Stacey Sinclair

Professor
Department of Psychology & African American Studies
Director of Graduate Studies
Department of Psychology
Ph.D, Psychology
UCLA
office:
525 Peretsman-Scully Hall
office phone:
(609) 258-9557
email:
ssinclr@princeton.edu
website:
http://sinclairlab.com
Stacey Sinclair

Background

When seeking to describe how stereotyping and prejudice infects society it is common to characterize them as shaping individuals through biased media depictions and institutions that subjugate some while rewarding others. In contrast, the work done in my lab examines how interpersonal interactions translate culturally held prejudices into individual thoughts and actions. One line of research on social tuning, shows individuals’ prejudices and stereotype-relevant self-views adjust to the apparent views of social interaction partners, without conscious effort or awareness, when they like the other person or feel uncertain. A complementary line of research on implicit homophily shows that perceivers are interpersonally drawn to others whose intergroup attitudes and experiences seem similar to their own, even when those intergroup attitudes are consciously disavowed by perceivers and instead measured implicitly. Taken together these bodies of work suggest people may unknowingly be immersed in social networks characterized by a corresponding degree of intergroup bias. We are in the initial stages of several projects considering the ramifications of this possibility for the health and intellectual performance of members of stigmatized groups.

Courses

AAS 384 / PSY 384

Prejudice: Its Causes, Consequences & Cures

Prejudice is one of the most contentious topics in modern American society.

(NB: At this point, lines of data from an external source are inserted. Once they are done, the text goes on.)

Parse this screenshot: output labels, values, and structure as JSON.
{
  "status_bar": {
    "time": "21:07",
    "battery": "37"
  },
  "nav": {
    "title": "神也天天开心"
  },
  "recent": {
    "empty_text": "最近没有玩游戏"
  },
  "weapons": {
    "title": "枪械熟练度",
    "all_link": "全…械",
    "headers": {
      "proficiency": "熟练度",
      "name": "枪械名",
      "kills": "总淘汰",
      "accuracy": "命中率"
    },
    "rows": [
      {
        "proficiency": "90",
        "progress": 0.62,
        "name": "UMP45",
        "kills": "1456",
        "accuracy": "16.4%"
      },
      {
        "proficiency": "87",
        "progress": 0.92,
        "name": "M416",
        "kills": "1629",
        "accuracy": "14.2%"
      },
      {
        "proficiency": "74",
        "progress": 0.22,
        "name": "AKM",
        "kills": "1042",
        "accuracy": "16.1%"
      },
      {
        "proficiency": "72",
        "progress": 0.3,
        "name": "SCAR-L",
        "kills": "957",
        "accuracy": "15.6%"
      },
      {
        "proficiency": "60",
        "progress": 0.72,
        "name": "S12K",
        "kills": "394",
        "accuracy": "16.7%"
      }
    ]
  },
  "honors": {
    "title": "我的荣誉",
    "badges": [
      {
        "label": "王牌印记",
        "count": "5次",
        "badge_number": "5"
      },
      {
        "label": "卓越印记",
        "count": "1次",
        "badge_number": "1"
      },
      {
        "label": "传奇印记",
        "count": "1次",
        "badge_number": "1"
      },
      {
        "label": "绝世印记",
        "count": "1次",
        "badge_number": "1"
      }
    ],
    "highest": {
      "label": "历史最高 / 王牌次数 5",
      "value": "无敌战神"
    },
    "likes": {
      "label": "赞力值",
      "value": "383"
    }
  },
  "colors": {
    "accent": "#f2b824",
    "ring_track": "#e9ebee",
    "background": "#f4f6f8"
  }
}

There is debate regarding its causes, pervasiveness, and impact. The goal of this course is to familiarize students with the psychological research relevant to these questions. We will review theoretical perspectives on prejudice to develop an understanding of its cognitive, affective, and motivational underpinnings. We will also discuss how these psychological biases relate to evaluations of, and behavior toward, members of targeted groups. In addition, research-based strategies for reducing prejudice will be discussed.